How does Methotrexate (MTX) function in cancer therapy?

A

MTX inhibits DNA, RNA, thymidylate, and protein synthesis. Cells lacking SLC, a transporter for MTX, or FTCD, involved in histidine catabolism, show resistance. Dietary histidine supplementation can impact MTX sensitivity in tumors.

28
Q

What is the impact of PI3K inhibitors in cancer treatment?

A

Hyperactivity of the PI3K pathway increases cell proliferation and survival in cancer.
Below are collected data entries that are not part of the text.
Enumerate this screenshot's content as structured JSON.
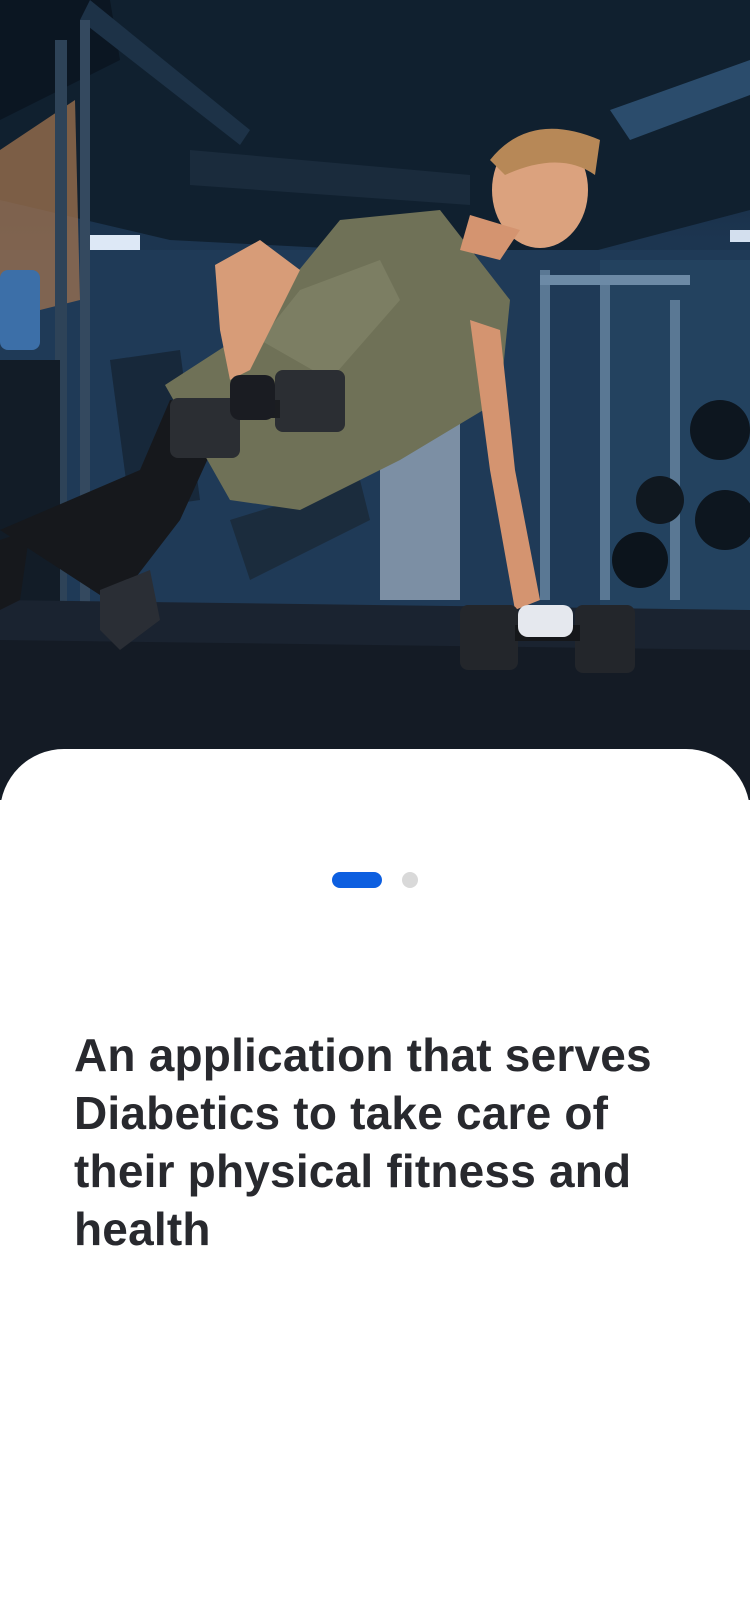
{
  "hero": {
    "image_icon": "fitness-photo",
    "subject": "man doing a single-arm dumbbell plank row in a gym"
  },
  "onboarding": {
    "pager": {
      "total_pages": 2,
      "current_page": 1,
      "active_color": "#0d5fe0",
      "inactive_color": "#d9d9d9"
    },
    "headline": "An application that serves Diabetics to take care of their physical fitness and health"
  },
  "colors": {
    "text_primary": "#28292e",
    "sheet_background": "#ffffff"
  }
}
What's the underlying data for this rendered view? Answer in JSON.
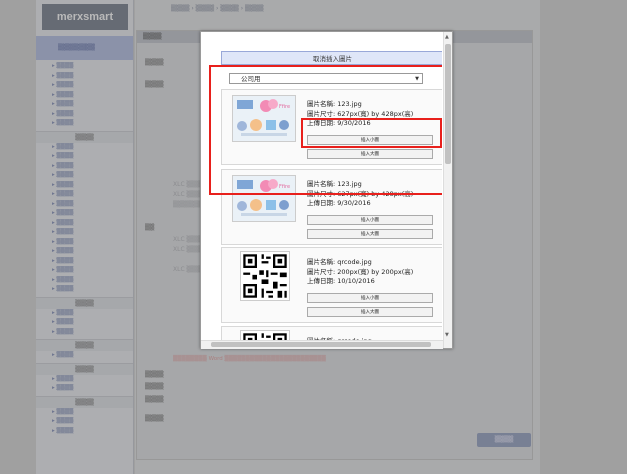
{
  "sidebar": {
    "logo": "merxsmart",
    "user": "▒▒▒▒▒▒▒▒",
    "groups": [
      {
        "head": "",
        "items": [
          "▒▒▒▒",
          "▒▒▒▒",
          "▒▒▒▒",
          "▒▒▒▒",
          "▒▒▒▒",
          "▒▒▒▒",
          "▒▒▒▒"
        ]
      },
      {
        "head": "▒▒▒▒",
        "items": [
          "▒▒▒▒",
          "▒▒▒▒",
          "▒▒▒▒",
          "▒▒▒▒",
          "▒▒▒▒",
          "▒▒▒▒",
          "▒▒▒▒",
          "▒▒▒▒",
          "▒▒▒▒",
          "▒▒▒▒",
          "▒▒▒▒",
          "▒▒▒▒",
          "▒▒▒▒",
          "▒▒▒▒",
          "▒▒▒▒",
          "▒▒▒▒"
        ]
      },
      {
        "head": "▒▒▒▒",
        "items": [
          "▒▒▒▒",
          "▒▒▒▒",
          "▒▒▒▒"
        ]
      },
      {
        "head": "▒▒▒▒",
        "items": [
          "▒▒▒▒"
        ]
      },
      {
        "head": "▒▒▒▒",
        "items": [
          "▒▒▒▒",
          "▒▒▒▒"
        ]
      },
      {
        "head": "▒▒▒▒",
        "items": [
          "▒▒▒▒",
          "▒▒▒▒",
          "▒▒▒▒"
        ]
      }
    ]
  },
  "main": {
    "breadcrumb": "▒▒▒▒ › ▒▒▒▒ › ▒▒▒▒ › ▒▒▒▒",
    "panel_title": "▒▒▒▒",
    "row_labels": [
      "▒▒▒▒",
      "▒▒▒▒",
      "▒▒",
      "▒▒▒▒",
      "▒▒▒▒",
      "▒▒▒▒",
      "▒▒▒▒"
    ],
    "content_lines": [
      "XLC ▒▒▒▒▒▒▒▒▒▒▒▒▒▒▒▒▒▒▒▒▒▒▒▒▒▒",
      "XLC ▒▒▒▒▒▒▒▒ .com ▒▒▒▒▒▒▒▒▒▒▒▒▒",
      "▒▒▒▒▒▒▒▒▒▒▒▒▒▒▒▒▒▒▒▒▒▒▒▒",
      "XLC ▒▒▒▒▒▒▒▒▒▒▒▒▒▒▒▒▒▒▒▒▒▒▒▒▒▒",
      "XLC ▒▒▒▒▒▒▒▒▒▒▒▒▒▒▒▒▒▒▒▒▒▒▒▒▒▒",
      "XLC ▒▒▒▒▒▒▒▒▒▒▒▒▒▒▒▒▒▒▒▒▒▒▒▒▒▒"
    ],
    "note_red": "▒▒▒▒▒▒▒▒ Word ▒▒▒▒▒▒▒▒▒▒▒▒▒▒▒▒▒▒▒▒▒▒▒▒",
    "update_button": "▒▒▒▒"
  },
  "modal": {
    "cancel_label": "取消插入圖片",
    "album_selected": "公司用",
    "insert_small_label": "插入小圖",
    "insert_large_label": "插入大圖",
    "images": [
      {
        "name": "圖片名稱: 123.jpg",
        "size": "圖片尺寸: 627px(寬) by 428px(高)",
        "date": "上傳日期: 9/30/2016",
        "thumb": "app-banner"
      },
      {
        "name": "圖片名稱: 123.jpg",
        "size": "圖片尺寸: 627px(寬) by 428px(高)",
        "date": "上傳日期: 9/30/2016",
        "thumb": "app-banner"
      },
      {
        "name": "圖片名稱: qrcode.jpg",
        "size": "圖片尺寸: 200px(寬) by 200px(高)",
        "date": "上傳日期: 10/10/2016",
        "thumb": "qr-code"
      },
      {
        "name": "圖片名稱: qrcode.jpg",
        "size": "",
        "date": "",
        "thumb": "qr-code"
      }
    ]
  },
  "colors": {
    "highlight": "#e8201c",
    "cancel_bg": "#dfe6f8",
    "overlay": "#3c3c3c"
  }
}
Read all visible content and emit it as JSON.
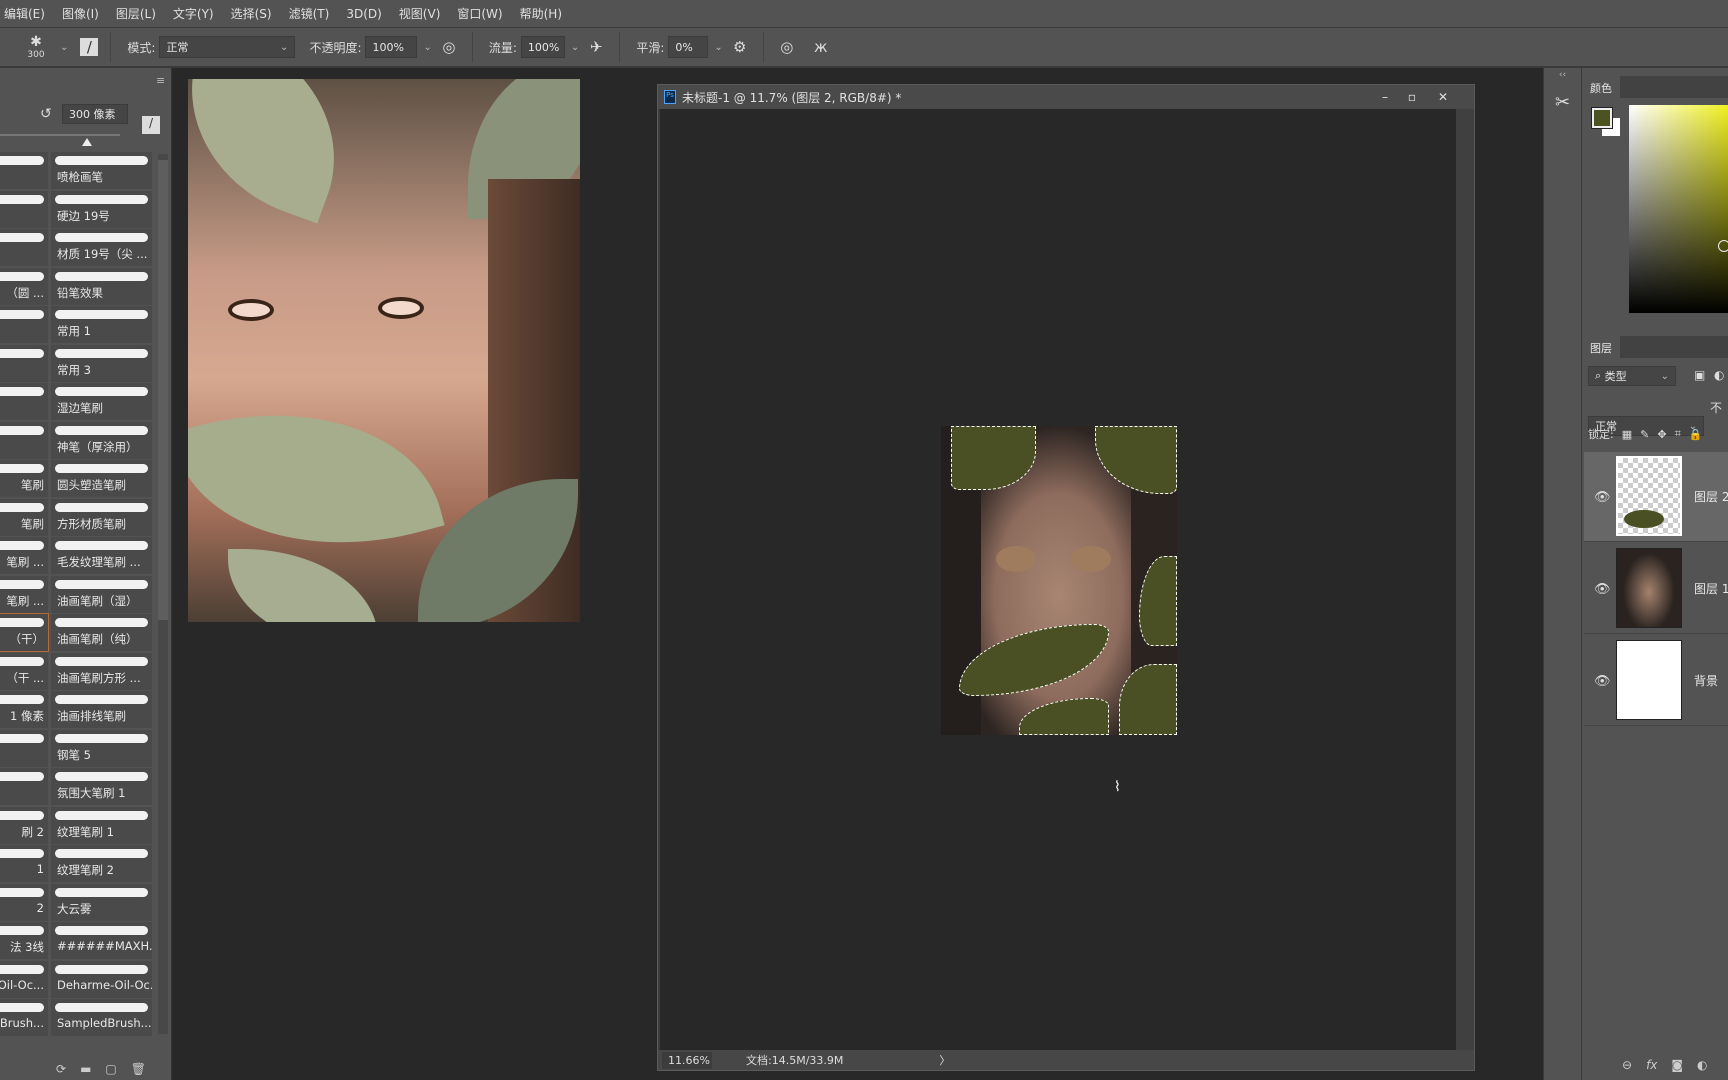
{
  "menu": [
    "编辑(E)",
    "图像(I)",
    "图层(L)",
    "文字(Y)",
    "选择(S)",
    "滤镜(T)",
    "3D(D)",
    "视图(V)",
    "窗口(W)",
    "帮助(H)"
  ],
  "options": {
    "brush_size": "300",
    "mode_label": "模式:",
    "mode_value": "正常",
    "opacity_label": "不透明度:",
    "opacity_value": "100%",
    "flow_label": "流量:",
    "flow_value": "100%",
    "smooth_label": "平滑:",
    "smooth_value": "0%"
  },
  "brush_panel": {
    "size_value": "300 像素",
    "left_labels": [
      "",
      "",
      "",
      "（圆 ...",
      "",
      "",
      "",
      "",
      "笔刷",
      "笔刷",
      "笔刷 ...",
      "笔刷 ...",
      "（干）",
      "（干 ...",
      "1 像素",
      "",
      "",
      "刷 2",
      "1",
      "2",
      "法 3线",
      "-Oil-Oc...",
      "Brush..."
    ],
    "right_labels": [
      "喷枪画笔",
      "硬边 19号",
      "材质 19号（尖 ...",
      "铅笔效果",
      "常用 1",
      "常用 3",
      "湿边笔刷",
      "神笔（厚涂用）",
      "圆头塑造笔刷",
      "方形材质笔刷",
      "毛发纹理笔刷 ...",
      "油画笔刷（湿）",
      "油画笔刷（纯）",
      "油画笔刷方形 ...",
      "油画排线笔刷",
      "钢笔 5",
      "氛围大笔刷 1",
      "纹理笔刷 1",
      "纹理笔刷 2",
      "大云雾",
      "######MAXH...",
      "Deharme-Oil-Oc...",
      "SampledBrush..."
    ]
  },
  "document": {
    "title": "未标题-1 @ 11.7% (图层 2, RGB/8#) *",
    "zoom": "11.66%",
    "doc_info": "文档:14.5M/33.9M"
  },
  "color_panel": {
    "tab": "颜色",
    "foreground": "#4d5320",
    "background": "#ffffff"
  },
  "layers_panel": {
    "tab": "图层",
    "filter": "类型",
    "blend": "正常",
    "opacity_label": "不",
    "lock_label": "锁定:",
    "layers": [
      {
        "name": "图层 2",
        "visible": true,
        "selected": true
      },
      {
        "name": "图层 1",
        "visible": true
      },
      {
        "name": "背景",
        "visible": true
      }
    ]
  }
}
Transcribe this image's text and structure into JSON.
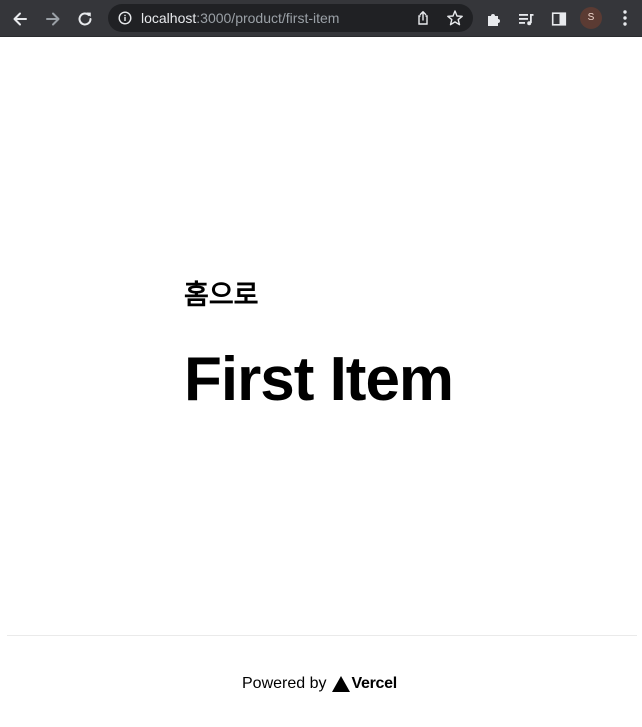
{
  "browser": {
    "url_host": "localhost",
    "url_path": ":3000/product/first-item",
    "avatar_initial": "S",
    "colors": {
      "toolbar_bg": "#35363a",
      "omnibox_bg": "#202124",
      "icon": "#e8eaed"
    },
    "icons": {
      "back": "arrow-left-icon",
      "forward": "arrow-right-icon",
      "reload": "reload-icon",
      "site_info": "info-icon",
      "share": "share-icon",
      "bookmark": "star-icon",
      "extensions": "puzzle-icon",
      "media": "media-queue-icon",
      "side_panel": "side-panel-icon",
      "menu": "kebab-menu-icon"
    }
  },
  "page": {
    "home_link": "홈으로",
    "title": "First Item",
    "footer": {
      "powered_by": "Powered by",
      "vercel_logo_text": "Vercel"
    }
  }
}
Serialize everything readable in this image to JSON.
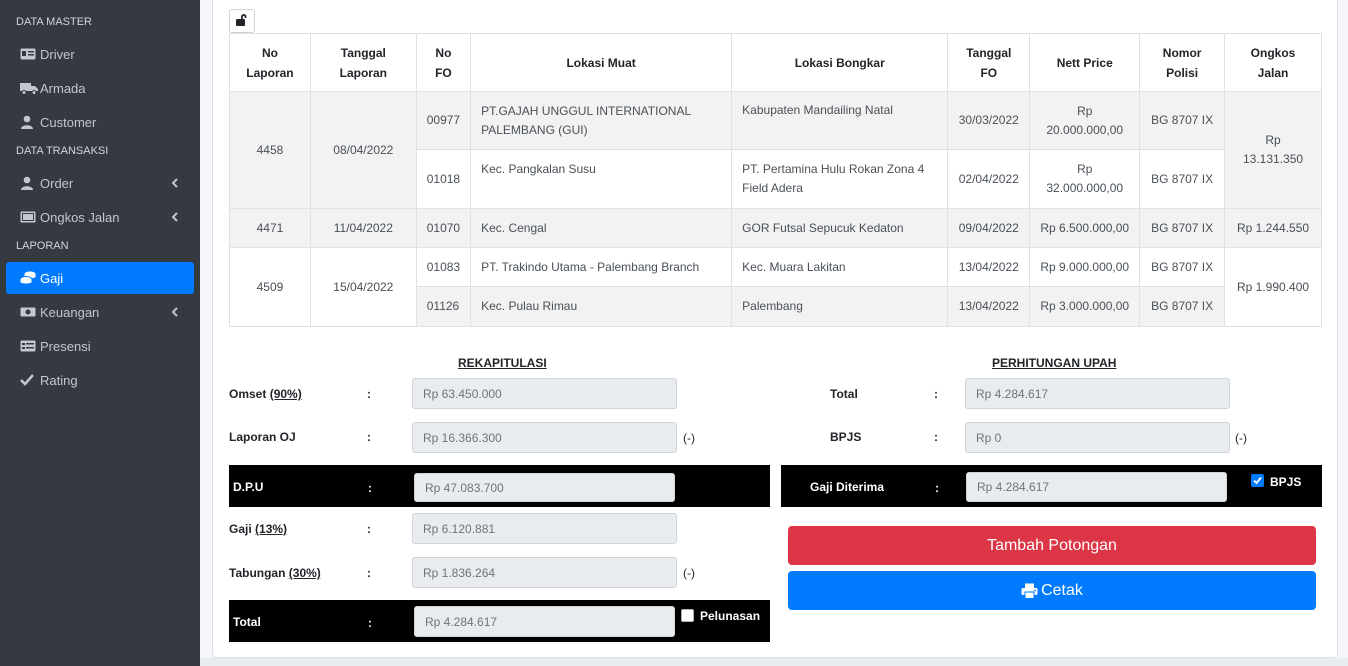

Combining PI3K inhibitors with a ketogenic diet or SGLT2 inhibition improved survival compared to using the inhibitors or diet alone.

29
Q

What does PD-1 checkpoint blockade do for the immune system?

A

It releases the natural brake on T cells, enabling them to recognize and attack tumors by blocking the interaction between PDL1/PDL2 with PD1, thereby reactivating T cells for tumor clearance.

30
Q

How does diet-induced obesity affect PD1 expression on T cells?

A

Diet-induced obesity increases PD1 expression on CD8 T cells, leading to T cell exhaustion and decreased T cell proliferation over the long term.

31
Q

What impact does PD1 expression have on T cells regarding targeting tumors?

A

If PD1 is not expressed on T cells, they cannot effectively target anything. PD1 expression is necessary for T cells to recognize and target tumors.

32
Q

How does obesity and PD-L1 checkpoint inhibition affect tumor growth?

A

Mice treated with anti-PDL1 on a high-fat diet showed a decrease in tumor growth and metastases compared to the control group. Obesity is suggested as a potential mediator of immune dysfunction and tumor progression, which can be reversed by PDL1 checkpoint inhibition, making the therapy more effective, especially in obese patients.